DATA VIZ:

AN EXPLORATION

This project was part of the “User-Centered Data Visualization” module for my MSc in Human-Computer Interaction at UCL. The aim of this exploration was to apply data visualization theory to practical use cases. Each design show-cases the thinking behind the visualization choices for time-based data, spatial data, categorical data, hierarchical data, relational data, and network data. To clarify, these designs did not traverse through the entire user-centered design process, but rather a culmination of the module in which I acquired a theoretical understanding of how to best display data to be the most useful for the end-users aka how do we tell a powerful story with data using the tools we have?

Use Case
MSc Interaction Data Visualization Module

Time Constraint
10 Weeks

Role
All - Independent

Tags
exploration, theory, data, visualization

Learning Outcomes

Having successfully completed the module, students will be able to:

  1. Explain fundamental principles of human perception and how they apply to the design of data visualizations or other information displays

  2. Reflect on classic and recent data visualization literature

  3. Apply different methods to visualize data sets

  4. Design effective interactive information displays

  5. Evaluate different information displays across a range of dimensions

Theoretical Foundations

  • Human centred data visualisation becomes increasingly important as data analysis becomes more highly automated with machine learning techniques. However, automatic solutions only work when the algorithms are told how to approach the problem. How to ask the right questions. What to look for. Therefore, having a “human in the loop” is an essential ingredient to building the tools that will use data in a way that is most useful to its users.

  • There are four basic data set types (according to Visualization Analysis and Design by Tamara Muzner) consisting of Tables, Networks & Trees, Fields, and Geometry. These dataset types consist of five core data types items, attributes, links, positions, and grids. An understanding of these data and dataset types allow the designer to have the knowledge of their attributes and constraints. Thus, when designing the visualization within an application or activation, the designer can make the most intuitive and effective choice.

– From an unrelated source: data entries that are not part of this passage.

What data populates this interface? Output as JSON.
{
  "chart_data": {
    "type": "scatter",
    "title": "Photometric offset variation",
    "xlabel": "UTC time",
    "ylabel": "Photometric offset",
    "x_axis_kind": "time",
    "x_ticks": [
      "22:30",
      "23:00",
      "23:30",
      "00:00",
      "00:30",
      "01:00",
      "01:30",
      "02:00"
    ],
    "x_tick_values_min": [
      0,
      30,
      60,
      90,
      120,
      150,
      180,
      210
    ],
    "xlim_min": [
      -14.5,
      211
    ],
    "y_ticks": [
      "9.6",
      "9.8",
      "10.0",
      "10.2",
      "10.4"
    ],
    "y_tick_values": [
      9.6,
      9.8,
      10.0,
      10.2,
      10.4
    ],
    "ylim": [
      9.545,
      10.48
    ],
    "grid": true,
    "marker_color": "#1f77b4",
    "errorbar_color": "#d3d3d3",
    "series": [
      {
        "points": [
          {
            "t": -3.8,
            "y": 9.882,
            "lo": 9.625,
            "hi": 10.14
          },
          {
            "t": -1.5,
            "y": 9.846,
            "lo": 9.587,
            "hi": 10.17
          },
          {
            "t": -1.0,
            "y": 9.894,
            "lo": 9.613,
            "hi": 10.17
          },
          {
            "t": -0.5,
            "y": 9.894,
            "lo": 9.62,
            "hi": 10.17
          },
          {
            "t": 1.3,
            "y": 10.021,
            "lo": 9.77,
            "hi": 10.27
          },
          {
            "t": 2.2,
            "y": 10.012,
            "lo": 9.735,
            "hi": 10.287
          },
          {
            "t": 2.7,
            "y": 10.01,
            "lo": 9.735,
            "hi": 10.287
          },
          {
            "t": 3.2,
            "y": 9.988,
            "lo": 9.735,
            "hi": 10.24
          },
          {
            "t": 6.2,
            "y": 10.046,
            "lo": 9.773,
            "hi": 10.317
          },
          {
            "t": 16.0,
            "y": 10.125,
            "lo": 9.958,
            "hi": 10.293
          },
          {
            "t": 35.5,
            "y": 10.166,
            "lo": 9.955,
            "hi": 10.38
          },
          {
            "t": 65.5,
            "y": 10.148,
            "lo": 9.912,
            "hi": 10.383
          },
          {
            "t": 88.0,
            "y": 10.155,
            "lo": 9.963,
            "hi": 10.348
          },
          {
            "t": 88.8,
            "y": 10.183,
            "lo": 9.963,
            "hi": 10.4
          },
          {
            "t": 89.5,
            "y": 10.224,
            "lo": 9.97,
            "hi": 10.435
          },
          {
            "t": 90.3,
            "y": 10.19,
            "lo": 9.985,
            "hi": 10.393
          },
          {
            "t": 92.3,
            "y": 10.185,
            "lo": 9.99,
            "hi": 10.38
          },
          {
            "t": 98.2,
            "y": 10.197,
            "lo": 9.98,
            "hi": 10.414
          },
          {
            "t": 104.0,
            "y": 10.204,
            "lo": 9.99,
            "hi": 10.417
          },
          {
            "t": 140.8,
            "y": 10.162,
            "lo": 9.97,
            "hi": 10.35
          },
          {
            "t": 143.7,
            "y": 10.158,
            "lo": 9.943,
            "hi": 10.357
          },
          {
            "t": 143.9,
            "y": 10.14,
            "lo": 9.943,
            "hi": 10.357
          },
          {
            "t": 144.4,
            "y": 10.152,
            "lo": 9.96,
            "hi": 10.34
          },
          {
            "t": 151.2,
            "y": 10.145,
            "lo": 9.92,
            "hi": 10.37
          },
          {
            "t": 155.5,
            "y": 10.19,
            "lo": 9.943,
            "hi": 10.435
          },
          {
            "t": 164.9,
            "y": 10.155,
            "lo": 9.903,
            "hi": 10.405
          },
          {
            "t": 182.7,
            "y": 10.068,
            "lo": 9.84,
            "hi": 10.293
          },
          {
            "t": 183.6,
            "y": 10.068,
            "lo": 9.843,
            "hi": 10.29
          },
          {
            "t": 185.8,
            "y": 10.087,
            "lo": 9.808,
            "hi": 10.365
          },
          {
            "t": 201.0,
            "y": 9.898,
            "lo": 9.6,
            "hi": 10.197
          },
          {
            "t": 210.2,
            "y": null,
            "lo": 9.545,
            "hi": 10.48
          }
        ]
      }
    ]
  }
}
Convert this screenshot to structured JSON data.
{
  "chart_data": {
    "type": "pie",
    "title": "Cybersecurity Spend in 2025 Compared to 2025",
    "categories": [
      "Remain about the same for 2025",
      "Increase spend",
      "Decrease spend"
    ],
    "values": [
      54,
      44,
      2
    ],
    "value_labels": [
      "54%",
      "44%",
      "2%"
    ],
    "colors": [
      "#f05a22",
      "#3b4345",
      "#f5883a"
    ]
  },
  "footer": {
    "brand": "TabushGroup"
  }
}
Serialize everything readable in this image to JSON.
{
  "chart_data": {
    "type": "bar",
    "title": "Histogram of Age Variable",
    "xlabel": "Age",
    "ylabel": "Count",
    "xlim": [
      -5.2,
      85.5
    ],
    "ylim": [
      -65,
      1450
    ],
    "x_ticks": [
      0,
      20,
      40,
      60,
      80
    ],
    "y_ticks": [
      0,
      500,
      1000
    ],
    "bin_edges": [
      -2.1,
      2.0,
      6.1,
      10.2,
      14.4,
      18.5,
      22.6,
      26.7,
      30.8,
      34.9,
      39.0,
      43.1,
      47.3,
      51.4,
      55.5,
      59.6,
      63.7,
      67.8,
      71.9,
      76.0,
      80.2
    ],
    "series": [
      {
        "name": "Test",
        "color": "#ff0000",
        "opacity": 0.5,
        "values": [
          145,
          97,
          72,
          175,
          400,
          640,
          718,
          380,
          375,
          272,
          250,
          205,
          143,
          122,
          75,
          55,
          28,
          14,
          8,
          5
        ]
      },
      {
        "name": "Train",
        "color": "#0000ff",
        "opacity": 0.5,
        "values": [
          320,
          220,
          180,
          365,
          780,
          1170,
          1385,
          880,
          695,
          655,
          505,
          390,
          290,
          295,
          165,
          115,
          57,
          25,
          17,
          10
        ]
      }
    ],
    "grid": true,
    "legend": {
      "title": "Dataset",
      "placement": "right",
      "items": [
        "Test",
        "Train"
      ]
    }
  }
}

  • Task abstraction opens the designer to breaking down task descriptions “from domain-specific knowledge to abstract form”. This allows the designer to analyse what information the user needs from the data, and what they would want to do with it. Or even what the designer wants the user to do with it. Having an understanding of the action types (analyze, search, query) will impact how the data should be displayed and designed.

Crime Prevention

and Reform

Arrests of children increased in 2022 by 7% compared to the previous year amounting to around 53,000 people. With the urban youth being at risk and disproportionately represented in the criminal justice system, I aimed to design an application that would provide young people with the knowledge to navigate the city safely by informing them of the types of crime incidences within areas of London. I applied my knowledge on data visualization theory to best display data in a way that tells a story and can help users take action.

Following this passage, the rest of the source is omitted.